First Liberty immediately first took on 35 cases.
“We got class-wide relief in March of that year and set the stage for all the other cases,” she said.
The number of individuals represented by First Liberty exceeded 4,000 by January of 2022.
Through a mostly Republican-led amendment to the 2023 National Defense Authorization Act, the Pentagon was forced to repeal its vaccine mandate.
Military Times reported in March of 2023 that 8,339 personnel across all branches were no longer in service as a result of the mandate, which wreaked havoc in the lives of many in the military.
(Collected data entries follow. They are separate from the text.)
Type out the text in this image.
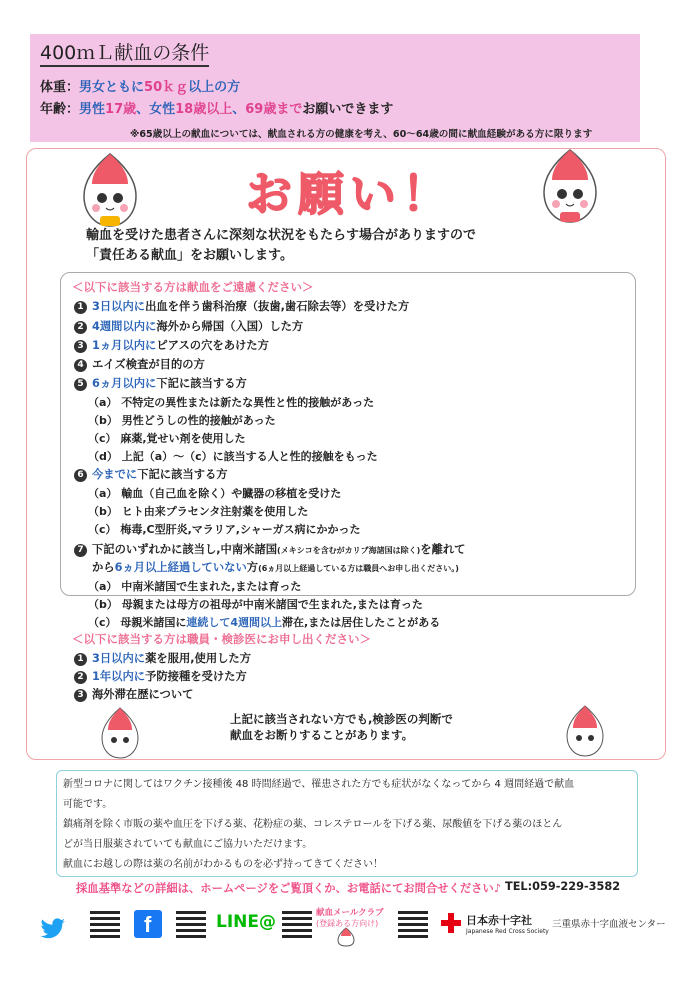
400ｍＬ献血の条件
体重：男女ともに50ｋｇ以上の方
年齢：男性17歳、女性18歳以上、69歳までお願いできます
※65歳以上の献血については、献血される方の健康を考え、60～64歳の間に献血経験がある方に限ります
お願い！
輸血を受けた患者さんに深刻な状況をもたらす場合がありますので
「責任ある献血」をお願いします。
＜以下に該当する方は献血をご遠慮ください＞
1 3日以内に出血を伴う歯科治療（抜歯,歯石除去等）を受けた方
2 4週間以内に海外から帰国（入国）した方
3 1ヵ月以内にピアスの穴をあけた方
4 エイズ検査が目的の方
5 6ヵ月以内に下記に該当する方
（a） 不特定の異性または新たな異性と性的接触があった
（b） 男性どうしの性的接触があった
（c） 麻薬,覚せい剤を使用した
（d） 上記（a）～（c）に該当する人と性的接触をもった
6 今までに下記に該当する方
（a） 輸血（自己血を除く）や臓器の移植を受けた
（b） ヒト由来プラセンタ注射薬を使用した
（c） 梅毒,C型肝炎,マラリア,シャーガス病にかかった
7 下記のいずれかに該当し,中南米諸国(メキシコを含むがカリブ海諸国は除く)を離れて
から6ヵ月以上経過していない方(6ヵ月以上経過している方は職員へお申し出ください。)
（a） 中南米諸国で生まれた,または育った
（b） 母親または母方の祖母が中南米諸国で生まれた,または育った
（c） 母親米諸国に連続して4週間以上滞在,または居住したことがある
＜以下に該当する方は職員・検診医にお申し出ください＞
1 3日以内に薬を服用,使用した方
2 1年以内に予防接種を受けた方
3 海外滞在歴について
上記に該当されない方でも,検診医の判断で
献血をお断りすることがあります。
新型コロナに関してはワクチン接種後 48 時間経過で、罹患された方でも症状がなくなってから 4 週間経過で献血
可能です。
鎮痛剤を除く市販の薬や血圧を下げる薬、花粉症の薬、コレステロールを下げる薬、尿酸値を下げる薬のほとん
どが当日服薬されていても献血にご協力いただけます。
献血にお越しの際は薬の名前がわかるものを必ず持ってきてください！
採血基準などの詳細は、ホームページをご覧頂くか、お電話にてお問合せください♪ TEL:059-229-3582
f	LINE@	献血メールクラブ
(登録ある方向け)	日本赤十字社
Japanese Red Cross Society
三重県赤十字血液センター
Military Times is also an independent news outlet.
“We have had people who were ready to retire who almost lost everything that they had sacrificed over the past 19 years, 20 years of their careers -- that was about to be all lost -- and we were able to protect those service members,” Runyan said.
Others reported that families were disrupted by assignments and postings that made no sense for their careers, Runyan said.
Those people still have valid claims and can seek relief, Runyan said.
Navy response could create a wave
Runyan believes there will be a ripple effect from the Navy settlement that will benefit men and women serving elsewhere in the military.
“We’ve made a significant impression on the Navy, on Navy leadership. How does that not extend to other services branches? People are taking a look at this and saying, ‘This was a settlement agreement. This was not something that the judge came out and ordered,’” she said.